Dessous les armes, pour ses enfants

Il a dû périr pour leur avenir

Sèche tes larmes et sois patient

Il vit en toi, il éclaire tes pas

Vois la mer et ses reflets d'argent

Qu'elle console ta peine mon enfant

Lève les yeux, prends la main de ta mère

Raconte un peu cette histoire à ton frère

Beaucoup de larmes, beaucoup de sang

Ôte l'espoir, peuple d'ivoire

Garde cette âme, sache à présent

Que ce pays dans nos cœurs bât aussi

Il ne cesse de neiger, comme le jour où le joyau du soleil est né.
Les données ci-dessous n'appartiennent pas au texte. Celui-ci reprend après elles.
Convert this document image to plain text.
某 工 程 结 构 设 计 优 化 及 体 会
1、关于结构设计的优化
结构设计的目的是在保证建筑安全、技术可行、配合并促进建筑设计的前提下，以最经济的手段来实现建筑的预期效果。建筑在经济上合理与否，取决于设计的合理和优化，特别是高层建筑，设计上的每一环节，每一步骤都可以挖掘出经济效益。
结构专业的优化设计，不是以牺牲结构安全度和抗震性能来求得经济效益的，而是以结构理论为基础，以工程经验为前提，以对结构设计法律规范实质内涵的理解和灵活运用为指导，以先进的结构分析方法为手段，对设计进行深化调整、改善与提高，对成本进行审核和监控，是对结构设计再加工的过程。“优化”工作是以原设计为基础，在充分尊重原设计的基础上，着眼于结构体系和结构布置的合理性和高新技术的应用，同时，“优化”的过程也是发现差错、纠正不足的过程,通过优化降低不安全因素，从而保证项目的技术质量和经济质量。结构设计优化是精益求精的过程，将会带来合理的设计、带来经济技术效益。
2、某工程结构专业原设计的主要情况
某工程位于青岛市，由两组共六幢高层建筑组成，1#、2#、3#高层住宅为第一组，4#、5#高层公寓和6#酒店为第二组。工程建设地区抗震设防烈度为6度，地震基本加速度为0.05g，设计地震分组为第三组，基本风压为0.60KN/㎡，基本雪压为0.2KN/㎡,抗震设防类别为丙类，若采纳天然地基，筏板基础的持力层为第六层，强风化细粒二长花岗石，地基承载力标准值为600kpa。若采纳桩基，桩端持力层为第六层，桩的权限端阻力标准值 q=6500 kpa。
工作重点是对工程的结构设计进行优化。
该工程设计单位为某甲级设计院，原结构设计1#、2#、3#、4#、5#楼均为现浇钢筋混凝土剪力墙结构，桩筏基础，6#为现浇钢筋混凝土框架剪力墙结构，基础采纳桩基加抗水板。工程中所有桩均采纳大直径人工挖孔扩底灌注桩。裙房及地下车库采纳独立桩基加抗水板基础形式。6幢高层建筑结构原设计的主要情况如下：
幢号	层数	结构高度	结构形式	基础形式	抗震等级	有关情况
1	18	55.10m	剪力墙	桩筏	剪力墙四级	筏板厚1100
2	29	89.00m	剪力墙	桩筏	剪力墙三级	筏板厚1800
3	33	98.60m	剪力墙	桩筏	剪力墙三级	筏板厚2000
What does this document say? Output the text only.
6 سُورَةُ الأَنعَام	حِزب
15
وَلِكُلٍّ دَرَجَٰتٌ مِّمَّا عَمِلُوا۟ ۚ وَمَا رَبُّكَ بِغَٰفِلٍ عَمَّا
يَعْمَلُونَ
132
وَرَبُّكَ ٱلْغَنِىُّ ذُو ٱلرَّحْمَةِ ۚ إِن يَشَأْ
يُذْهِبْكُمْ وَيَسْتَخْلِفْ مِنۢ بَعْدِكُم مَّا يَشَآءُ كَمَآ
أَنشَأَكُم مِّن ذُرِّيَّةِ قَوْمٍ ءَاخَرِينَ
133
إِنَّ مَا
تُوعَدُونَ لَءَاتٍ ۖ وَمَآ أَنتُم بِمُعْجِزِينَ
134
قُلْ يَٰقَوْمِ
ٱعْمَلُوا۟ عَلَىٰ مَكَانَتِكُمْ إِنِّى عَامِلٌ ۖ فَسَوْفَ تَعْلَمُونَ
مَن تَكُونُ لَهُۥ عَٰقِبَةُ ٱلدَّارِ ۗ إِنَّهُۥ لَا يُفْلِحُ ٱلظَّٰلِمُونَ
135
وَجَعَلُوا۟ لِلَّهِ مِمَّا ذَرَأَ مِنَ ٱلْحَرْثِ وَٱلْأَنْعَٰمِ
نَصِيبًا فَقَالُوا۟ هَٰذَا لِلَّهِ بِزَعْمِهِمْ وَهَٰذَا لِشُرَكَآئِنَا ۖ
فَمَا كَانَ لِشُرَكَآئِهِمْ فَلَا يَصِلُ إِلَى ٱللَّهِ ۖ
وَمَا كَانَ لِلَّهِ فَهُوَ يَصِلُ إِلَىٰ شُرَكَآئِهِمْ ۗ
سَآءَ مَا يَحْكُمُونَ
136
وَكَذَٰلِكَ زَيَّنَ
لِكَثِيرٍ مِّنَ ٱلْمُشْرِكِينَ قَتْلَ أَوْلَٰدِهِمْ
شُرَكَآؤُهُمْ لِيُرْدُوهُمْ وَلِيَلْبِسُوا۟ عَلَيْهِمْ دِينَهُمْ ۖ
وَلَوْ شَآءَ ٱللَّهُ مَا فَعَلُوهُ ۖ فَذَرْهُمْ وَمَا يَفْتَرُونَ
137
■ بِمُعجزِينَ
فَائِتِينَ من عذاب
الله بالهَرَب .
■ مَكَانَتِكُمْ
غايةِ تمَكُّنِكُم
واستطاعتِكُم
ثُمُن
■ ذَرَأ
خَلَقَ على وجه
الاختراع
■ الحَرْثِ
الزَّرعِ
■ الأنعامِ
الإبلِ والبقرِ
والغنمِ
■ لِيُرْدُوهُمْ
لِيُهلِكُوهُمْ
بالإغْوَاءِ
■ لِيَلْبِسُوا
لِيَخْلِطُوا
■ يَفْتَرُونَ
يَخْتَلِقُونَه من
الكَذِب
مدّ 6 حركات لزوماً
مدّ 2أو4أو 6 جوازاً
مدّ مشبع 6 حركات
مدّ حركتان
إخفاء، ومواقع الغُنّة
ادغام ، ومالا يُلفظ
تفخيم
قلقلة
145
La tempête rage pendant si longtemps, comme si les Dieux eux-mêmes donnaient un dernier hommage à ce personnage si vaillant. La cérémonie militaire se finit, et les hommes et femmes délaissent le tombeau jusqu’à ce que la petite fille se retrouve complètement seule aux côtés du Soleil. Il se baisse, attrape l’enfant dans ses bras, et disparaît sans piper le moindre mot.